5
[(]
Learning to Implement Floating-Point Algorithms on FPGAs Using High-Level Languages
Robin Bruce, Stephen Marshall, Malachy Devlin and Sébastien Vince
Abstract— FPGA-based reconfigurable computers can offer 10-1000 times speedup in many application domains over traditional microprocessor-based stored-program architectures. As a discipline, reconfigurable computing is in a period of change with little standards in place. It is becoming desirable to educate students in the principles of reconfigurable computing. This paper proposes that the abstraction benefits of high-level languages and floating-point arithmetic would shield students from the complexities of FPGA design and allow a syllabus with a greater focus on system-level aspects.
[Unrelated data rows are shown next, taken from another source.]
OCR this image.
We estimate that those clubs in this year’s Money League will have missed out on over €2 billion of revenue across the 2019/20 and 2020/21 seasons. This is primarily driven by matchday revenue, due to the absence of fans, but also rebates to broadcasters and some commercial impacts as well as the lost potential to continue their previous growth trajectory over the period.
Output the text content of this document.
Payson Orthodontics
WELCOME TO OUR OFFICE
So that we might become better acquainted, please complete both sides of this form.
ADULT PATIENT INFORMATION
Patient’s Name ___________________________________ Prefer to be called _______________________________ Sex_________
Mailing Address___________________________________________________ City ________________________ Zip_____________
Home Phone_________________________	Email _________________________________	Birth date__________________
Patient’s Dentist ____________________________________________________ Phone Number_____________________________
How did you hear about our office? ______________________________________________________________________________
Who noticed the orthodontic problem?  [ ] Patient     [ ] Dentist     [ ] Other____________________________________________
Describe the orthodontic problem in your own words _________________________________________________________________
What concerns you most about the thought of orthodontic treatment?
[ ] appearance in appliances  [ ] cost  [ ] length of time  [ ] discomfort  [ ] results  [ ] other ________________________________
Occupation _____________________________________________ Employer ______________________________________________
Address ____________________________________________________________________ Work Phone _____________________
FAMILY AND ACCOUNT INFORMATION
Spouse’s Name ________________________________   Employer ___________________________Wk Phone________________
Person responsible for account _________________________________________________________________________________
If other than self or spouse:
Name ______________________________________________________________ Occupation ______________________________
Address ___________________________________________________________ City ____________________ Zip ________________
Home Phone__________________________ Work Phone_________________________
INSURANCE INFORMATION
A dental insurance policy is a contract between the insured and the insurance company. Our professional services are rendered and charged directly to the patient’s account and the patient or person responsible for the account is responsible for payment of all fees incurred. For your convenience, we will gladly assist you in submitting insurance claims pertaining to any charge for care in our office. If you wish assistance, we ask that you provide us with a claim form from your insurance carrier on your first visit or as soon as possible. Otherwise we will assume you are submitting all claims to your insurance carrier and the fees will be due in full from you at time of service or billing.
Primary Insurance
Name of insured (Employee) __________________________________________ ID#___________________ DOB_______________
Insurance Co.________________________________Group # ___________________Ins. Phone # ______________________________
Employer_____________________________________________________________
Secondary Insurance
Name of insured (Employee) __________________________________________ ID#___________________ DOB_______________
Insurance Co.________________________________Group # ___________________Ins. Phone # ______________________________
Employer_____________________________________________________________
Index Terms— Field-programmable gate arrays, Floating-point arithmetic, Reconfigurable architectures, Electronics engineering education
I. INTRODUCTION
R
ECONFIGURABLE computers can offer significant performance advantages over microprocessor solutions thanks to their unique capabilities. High memory bandwidths and close coupling to input and output allow FPGA-based systems to offer 10-1000 times speed-up in certain application domains over traditional Von Neumann or Harvard stored-program architectures. Increasing chip densities mean that there now exists the potential to implement large, complex systems on a single chip. This increased potential for reconfigurable computers itself poses a problem. Creating increasing numbers of ever more complex systems requires an increasing number of highly qualified hardware designers. The traditional languages for hardware design, VHDL and Verilog, do not offer the productivity and abstraction necessary to be effective tools for reconfigurable computing. Furthermore, to fully capitalise on the potential computational benefits of FPGAs, they must be made accessible to the disparate groups present in the scientific computing community.
It is becoming desirable to educate students in the principles of FPGA-based reconfigurable computing. This is a challenging prospect as reconfigurable computing is not yet a fully established domain. This is despite the fact that FPGA-based reconfigurable computers have existed for nearly two decades. Standards do not yet exist, tools and technologies continue to evolve and tools that promise to simplify the process are still immature.
II. BACKGROUND
A. FPGA Floating-Point Comes of Age
The work presented in [1] and [2] sums up the research carried out to date on floating-point arithmetic as implemented on FPGAs. As well as this, these papers present extensions to the field of research that investigate the viability of double-precision arithmetic and seek up-to-date performance metrics for both single and double precision.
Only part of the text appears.